1 thought on “Thoughts on political ideals”

  1. just to add to Mr. Kalb’s observation on “inclusiveness”
    Indeed, it seems that almost everytime I’ve encountered the mantra of “inclusiveness”, it was accompanied by “diversity”, and usually in the phrase “diversity and inclusiveness”, which certainly demonstrates Mr. Kalb’s point about it referring to “unconditional acceptance of all kinds of people”. At a previous employer (a major petroleum company), I had to suffer through indoctrination about “diversity and inclusiveness”, in which they tried to goad us all into admitting we’d experienced some racist thoughts, and made us sit through Jane Elliott’s famous propaganda film…

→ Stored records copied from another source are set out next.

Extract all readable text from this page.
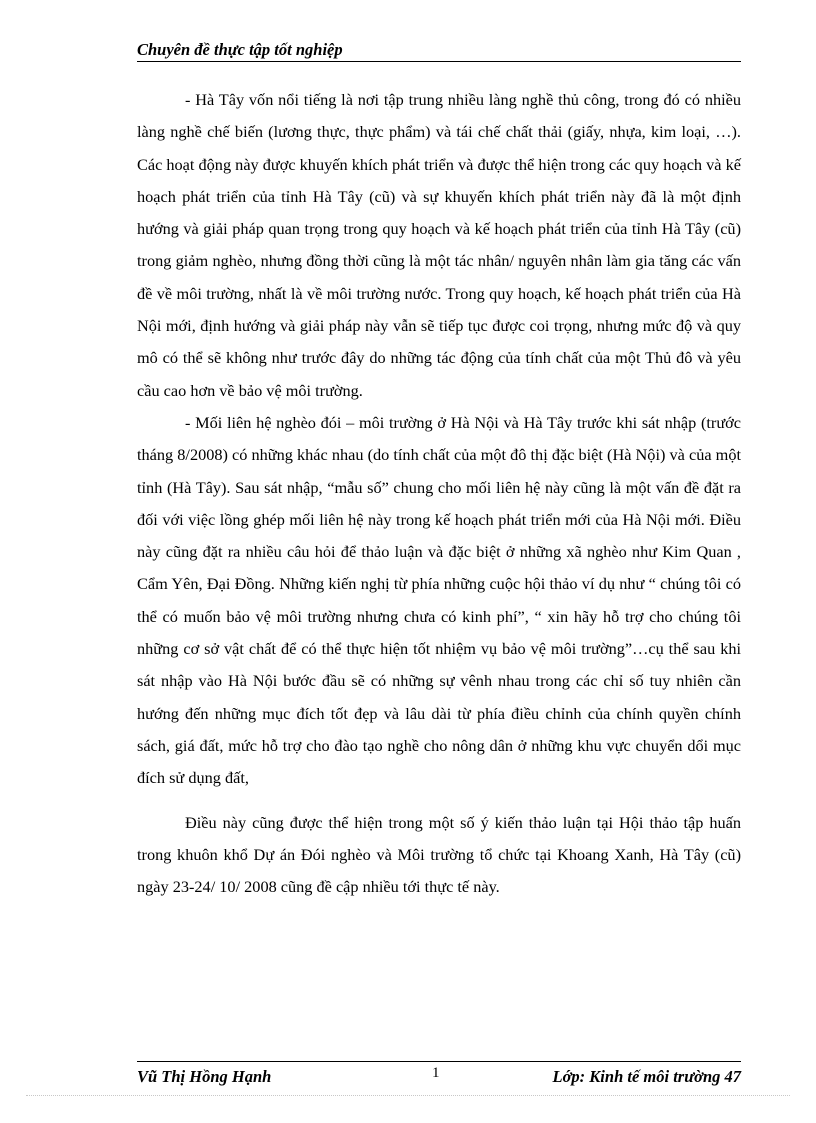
Chuyên đề thực tập tốt nghiệp

- Hà Tây vốn nổi tiếng là nơi tập trung nhiều làng nghề thủ công, trong đó có nhiều làng nghề chế biến (lương thực, thực phẩm) và tái chế chất thải (giấy, nhựa, kim loại, …). Các hoạt động này được khuyến khích phát triển và được thể hiện trong các quy hoạch và kế hoạch phát triển của tỉnh Hà Tây (cũ) và sự khuyến khích phát triển này đã là một định hướng và giải pháp quan trọng trong quy hoạch và kế hoạch phát triển của tỉnh Hà Tây (cũ) trong giảm nghèo, nhưng đồng thời cũng là một tác nhân/ nguyên nhân làm gia tăng các vấn đề về môi trường, nhất là về môi trường nước. Trong quy hoạch, kế hoạch phát triển của Hà Nội mới, định hướng và giải pháp này vẫn sẽ tiếp tục được coi trọng, nhưng mức độ và quy mô có thể sẽ không như trước đây do những tác động của tính chất của một Thủ đô và yêu cầu cao hơn về bảo vệ môi trường.

- Mối liên hệ nghèo đói – môi trường ở Hà Nội và Hà Tây trước khi sát nhập (trước tháng 8/2008) có những khác nhau (do tính chất của một đô thị đặc biệt (Hà Nội) và của một tỉnh (Hà Tây). Sau sát nhập, “mẫu số” chung cho mối liên hệ này cũng là một vấn đề đặt ra đối với việc lồng ghép mối liên hệ này trong kế hoạch phát triển mới của Hà Nội mới. Điều này cũng đặt ra nhiều câu hỏi để thảo luận và đặc biệt ở những xã nghèo như Kim Quan , Cẩm Yên, Đại Đồng. Những kiến nghị từ phía những cuộc hội thảo ví dụ như “ chúng tôi có thể có muốn bảo vệ môi trường nhưng chưa có kinh phí”, “ xin hãy hỗ trợ cho chúng tôi những cơ sở vật chất để có thể thực hiện tốt nhiệm vụ bảo vệ môi trường”…cụ thể sau khi sát nhập vào Hà Nội bước đầu sẽ có những sự vênh nhau trong các chỉ số tuy nhiên cần hướng đến những mục đích tốt đẹp và lâu dài từ phía điều chỉnh của chính quyền chính sách, giá đất, mức hỗ trợ cho đào tạo nghề cho nông dân ở những khu vực chuyển dổi mục đích sử dụng đất,

Điều này cũng được thể hiện trong một số ý kiến thảo luận tại Hội thảo tập huấn trong khuôn khổ Dự án Đói nghèo và Môi trường tổ chức tại Khoang Xanh, Hà Tây (cũ) ngày 23-24/ 10/ 2008 cũng đề cập nhiều tới thực tế này.

Vũ Thị Hồng Hạnh	1	Lớp: Kinh tế môi trường 47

    Regarding America’s global crusade for liberal goals; it disturbs me how evangelicals have become the biggest cheerleaders for U.S. imperialism. Someone on a Chronicles discussion thread recently stated his belief that for born-agains:

    “foreign policy alone would unite the Christian Conservative types and the neocons, even if it means supporting a social liberal for the presidency. Iraq triumphs over abortion and so Rudy G. will be palatable.”

    I concur with this, sadly… It seems that the more ground Christian values lose in the culture war, the louder the cheering for overseas imperial adventurism, by evangelicals. “Kicking Arab ass” trumps domestic concerns over abortion, indeed… All that’s necessary is for the president to be ostensibly evangelical and Republican, and even if he doesn’t gain anything in the culture war, hey, “that’s okay ’cause he’s one o’ us, and besides, he’s kicking Ay-rab ass, woo-hoo! USA! USA! USA!”